J’aimerais bien qu’on lui ajoute quelques sens supplémentaires, à la vie. Sans rien demander à personne moi, je me suis octroyé un sens surnuméraire : le sens de l’humour ! N’allez pas dire : « Oui, mais le sens de l’humour, tu en as hérité à la naissance, c’est juste un coup de chance, et patati et patata... » Ne croyez pas ça ! D’abord, qui vous dit que c’est une chance ? Le sens de l’humour, c’est du boulot. Moi, j’ai commencé tout petit, dès le cours préparatoire. Tenez, j’ai justement une anecdote qui va dans ce sens :
La maîtresse, elle s’appelait madame Casalta... La maîtresse, disais-je, était une jeune femme blonde, jolie quoiqu’un peu froide, pour ne pas dire rigoriste. Elle avait un travers, propre à nombre d’enseignants de l’époque : elle maniait avec dextérité une petite règle en bois qui ne ratait jamais mes pauvres phalanges. Un jour, j’en eu assez de voir mes petits doigts bleuis par ses coups répétés jour après jour. Vous allez vite comprendre comment j’ai débuté dans l’humour, et ce, à bon escient.
L’hiver et ses frimas n’étaient pas encore arrivés, à peine quelques feuilles presque mortes se ramassaient à la pelle dans la cour de récréation, mes camarades hilares, se poussaient du coude en me désignant de leurs doigts qui n’étaient point encore tachés d’encre bleue. Sous la surveillance de madame Casalta, l’ascension vers la salle de classe se déroula dans une cohue inhabituelle.

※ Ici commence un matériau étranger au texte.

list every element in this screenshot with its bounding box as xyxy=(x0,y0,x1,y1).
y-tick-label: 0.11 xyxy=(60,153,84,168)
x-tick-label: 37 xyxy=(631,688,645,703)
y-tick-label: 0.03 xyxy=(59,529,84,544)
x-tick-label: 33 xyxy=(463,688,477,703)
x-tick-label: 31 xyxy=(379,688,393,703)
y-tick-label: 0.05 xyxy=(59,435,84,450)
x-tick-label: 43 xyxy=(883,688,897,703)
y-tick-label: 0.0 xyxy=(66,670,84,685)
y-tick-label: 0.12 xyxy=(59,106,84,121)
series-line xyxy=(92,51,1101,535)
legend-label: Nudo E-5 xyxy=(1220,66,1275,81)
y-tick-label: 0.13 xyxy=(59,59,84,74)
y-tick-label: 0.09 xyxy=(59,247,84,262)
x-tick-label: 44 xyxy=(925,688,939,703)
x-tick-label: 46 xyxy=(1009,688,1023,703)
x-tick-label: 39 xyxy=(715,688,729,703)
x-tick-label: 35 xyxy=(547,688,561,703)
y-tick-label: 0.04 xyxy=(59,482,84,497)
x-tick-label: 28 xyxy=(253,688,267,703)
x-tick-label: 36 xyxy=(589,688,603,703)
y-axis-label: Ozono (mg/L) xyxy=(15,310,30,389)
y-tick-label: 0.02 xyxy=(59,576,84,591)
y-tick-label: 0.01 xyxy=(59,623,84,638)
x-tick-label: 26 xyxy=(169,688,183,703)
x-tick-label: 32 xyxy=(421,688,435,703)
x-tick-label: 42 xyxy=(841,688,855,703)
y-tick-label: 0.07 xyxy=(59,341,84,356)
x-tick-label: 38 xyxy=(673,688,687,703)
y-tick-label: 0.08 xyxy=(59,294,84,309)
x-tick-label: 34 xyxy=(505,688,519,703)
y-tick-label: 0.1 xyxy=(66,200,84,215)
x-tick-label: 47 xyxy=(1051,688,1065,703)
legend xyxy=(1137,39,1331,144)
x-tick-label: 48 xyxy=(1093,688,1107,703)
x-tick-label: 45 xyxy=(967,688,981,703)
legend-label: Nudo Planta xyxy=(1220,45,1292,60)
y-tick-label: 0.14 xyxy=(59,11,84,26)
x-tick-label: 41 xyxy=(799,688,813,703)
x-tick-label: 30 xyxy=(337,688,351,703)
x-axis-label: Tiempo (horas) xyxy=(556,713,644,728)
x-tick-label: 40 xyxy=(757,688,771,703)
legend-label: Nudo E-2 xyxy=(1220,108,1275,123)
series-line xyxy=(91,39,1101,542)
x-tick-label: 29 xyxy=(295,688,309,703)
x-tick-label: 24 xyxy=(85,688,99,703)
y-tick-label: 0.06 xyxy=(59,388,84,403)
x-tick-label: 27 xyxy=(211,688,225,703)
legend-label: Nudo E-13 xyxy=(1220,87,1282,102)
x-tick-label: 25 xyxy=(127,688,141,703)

Notre maîtresse me désigna rapidement comme le responsable du tohu-bohu ambiant.
Quand tous les élèves furent assis à leur pupitre, armée de sa règle de bois vernis, la grande blonde avança vers moi : « Alors mon garçon ? Dès le début de la matinée, il faut que tu fasses le pitre ? Allez, mets tes mains sur la table. » Elle leva sa baguette, je posai mes mains suivant sa requête... Et son geste vengeur s’interrompit brusquement : « Ah ça ! lança-t-elle, tu te crois en décembre, dis ? » Elle frappa de toutes ses forces pendant que moi, je gardais mon inaltérable sourire.
Ce qui avait provoqué les joyeux éclats de mes camarades était posé, bien à plat devant l’enseignante : mes petites mains innocentes, bien protégées par des moufles douillettement rembourrées pour me protéger des rigueurs de l’hiver à venir, et éventuellement, des assauts cruels de la règle de madame Casalta. Que je porte des moufles alors qu’il ne gelait pas encore, était visiblement d’une drôlerie irrésistible, mais pas pour ma jolie maîtresse.
Donc pour conclure, j’aimerais partager avec vous le résultat de mes réflexions sur le sens de vie, surtout sur celui de la mienne. Premièrement, il faut s’arrêter aux panneaux stop, jusqu’à la ligne blanche, deuxièmement, il est essentiel de se donner les moyens de garder le sourire face à l’adversité. Et l’humour est un moyen imparable !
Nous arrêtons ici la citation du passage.